Residents in one cottage at Tisdale’s Newmarket Place are getting more personal attention from care staff thanks to recent changes in the set-up process for lunchtime meals.
The continuing care aides (CCA) who work in Cottage 500 carry out a variety of tasks daily. Until recently, only just over half of those tasks involved interaction with the dozen residents who live in the Kelsey Trail long-term care facility.
In the hour before lunch, residents had limited interaction with the aides and often sat at their table waiting, for up to 45 minutes each day. CCAs were responsible for setting up lunch, which took 17 minutes and lots of walking back and forth. Washing dishes and other kitchen-related tasks took up another 25 percent of CCAs’ time.
As part of a Rapid Process Improvement Workshop (RPIW) held in June, a team of staff and residents introduced a series of changes that increased by nearly 20% the amount of time CCAs spend with residents (from 54% to 72%). These included reorganizing the kitchen and pantry (through a 5S) to ensure essential items are always available, and involving residents in tasks such as lunch set-up.
“The changes that we have seen this week in Cottage 500 are wonderful and we can’t wait to make them to the rest of our facility.”
(Dianne Lebel, member of Newmarket Place staff)
The improvement team created standard work to help CCAs get residents involved in some tasks that are part of lunch preparation, such as rolling the cutlery in napkins. Residents who are able to help are happy with their new roles, which have added more purpose to their days.
New standardized processes have reduced the amount of time and walking that CCAs spend on lunch set-up, leaving more time for them to interact with residents. As a result of the changes, residents are now involved in nearly three-quarters of the lunch tasks carried out by care aides.
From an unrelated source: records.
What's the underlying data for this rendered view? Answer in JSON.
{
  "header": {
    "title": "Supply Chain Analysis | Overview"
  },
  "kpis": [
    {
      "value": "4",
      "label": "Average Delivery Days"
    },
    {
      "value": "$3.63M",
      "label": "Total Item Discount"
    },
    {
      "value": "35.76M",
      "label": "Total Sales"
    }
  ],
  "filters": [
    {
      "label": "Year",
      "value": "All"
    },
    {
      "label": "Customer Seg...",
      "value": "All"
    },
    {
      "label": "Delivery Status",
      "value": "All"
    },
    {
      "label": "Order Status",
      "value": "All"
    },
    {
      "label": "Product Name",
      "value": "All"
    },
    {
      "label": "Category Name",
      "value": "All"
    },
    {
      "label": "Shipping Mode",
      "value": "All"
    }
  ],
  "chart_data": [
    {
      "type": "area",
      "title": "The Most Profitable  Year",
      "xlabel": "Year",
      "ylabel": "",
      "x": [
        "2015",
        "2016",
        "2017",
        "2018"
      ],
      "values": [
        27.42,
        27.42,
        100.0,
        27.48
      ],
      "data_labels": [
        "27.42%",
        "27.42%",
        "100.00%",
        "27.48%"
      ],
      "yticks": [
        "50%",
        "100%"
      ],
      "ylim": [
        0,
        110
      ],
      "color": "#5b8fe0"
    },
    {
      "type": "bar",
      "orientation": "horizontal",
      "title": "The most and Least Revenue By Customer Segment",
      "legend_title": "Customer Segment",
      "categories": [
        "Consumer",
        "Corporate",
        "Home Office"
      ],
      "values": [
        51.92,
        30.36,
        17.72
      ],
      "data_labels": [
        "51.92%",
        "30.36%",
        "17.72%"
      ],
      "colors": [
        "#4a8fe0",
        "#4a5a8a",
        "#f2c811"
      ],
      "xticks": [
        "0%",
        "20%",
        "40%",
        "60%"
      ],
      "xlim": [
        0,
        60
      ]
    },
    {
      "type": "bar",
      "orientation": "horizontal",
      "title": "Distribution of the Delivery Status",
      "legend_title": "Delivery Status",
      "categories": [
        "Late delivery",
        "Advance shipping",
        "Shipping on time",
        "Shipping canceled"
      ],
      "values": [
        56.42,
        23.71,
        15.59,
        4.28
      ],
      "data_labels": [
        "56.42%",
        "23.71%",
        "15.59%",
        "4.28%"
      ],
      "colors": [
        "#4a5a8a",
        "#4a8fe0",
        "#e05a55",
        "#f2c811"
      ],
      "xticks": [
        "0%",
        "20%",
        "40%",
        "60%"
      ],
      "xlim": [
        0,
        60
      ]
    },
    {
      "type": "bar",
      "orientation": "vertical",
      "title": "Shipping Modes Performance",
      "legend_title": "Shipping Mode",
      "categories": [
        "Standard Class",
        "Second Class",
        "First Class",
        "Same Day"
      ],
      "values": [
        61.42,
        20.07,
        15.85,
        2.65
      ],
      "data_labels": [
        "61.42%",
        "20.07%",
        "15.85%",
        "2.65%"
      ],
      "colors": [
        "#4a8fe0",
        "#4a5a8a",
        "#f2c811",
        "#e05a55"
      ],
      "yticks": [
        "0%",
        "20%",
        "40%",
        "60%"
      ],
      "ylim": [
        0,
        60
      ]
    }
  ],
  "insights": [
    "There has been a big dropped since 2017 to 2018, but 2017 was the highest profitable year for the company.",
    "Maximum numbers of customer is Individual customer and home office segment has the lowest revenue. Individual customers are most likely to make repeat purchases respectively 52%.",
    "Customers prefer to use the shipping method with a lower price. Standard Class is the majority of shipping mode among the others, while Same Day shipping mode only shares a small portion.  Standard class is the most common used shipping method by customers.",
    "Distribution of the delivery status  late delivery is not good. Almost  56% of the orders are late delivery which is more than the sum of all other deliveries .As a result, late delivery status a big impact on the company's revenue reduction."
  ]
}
The quality of the time that CCAs spend with residents has also improved. CCAs’ task lists were revised to make interaction with Cottage 500 residents a key part of their day. Ensuring care aides have information about residents’ families, likes and dislikes, and favorite activities, has made it easier for them to make a personal connection with each resident. As well, new conversation cards were created for the aides, to help facilitate interaction with residents throughout the day.
“I really like it when staff take the time to talk to me. It makes me feel like home.”
(Cecilia Frisky, resident – in photo at top)
“Making sure the CCAs know that interacting with residents is part of their job and that it’s okay to take some time to sit with a resident will make it clear to staff,” says patient and family representative Kim Kehrig.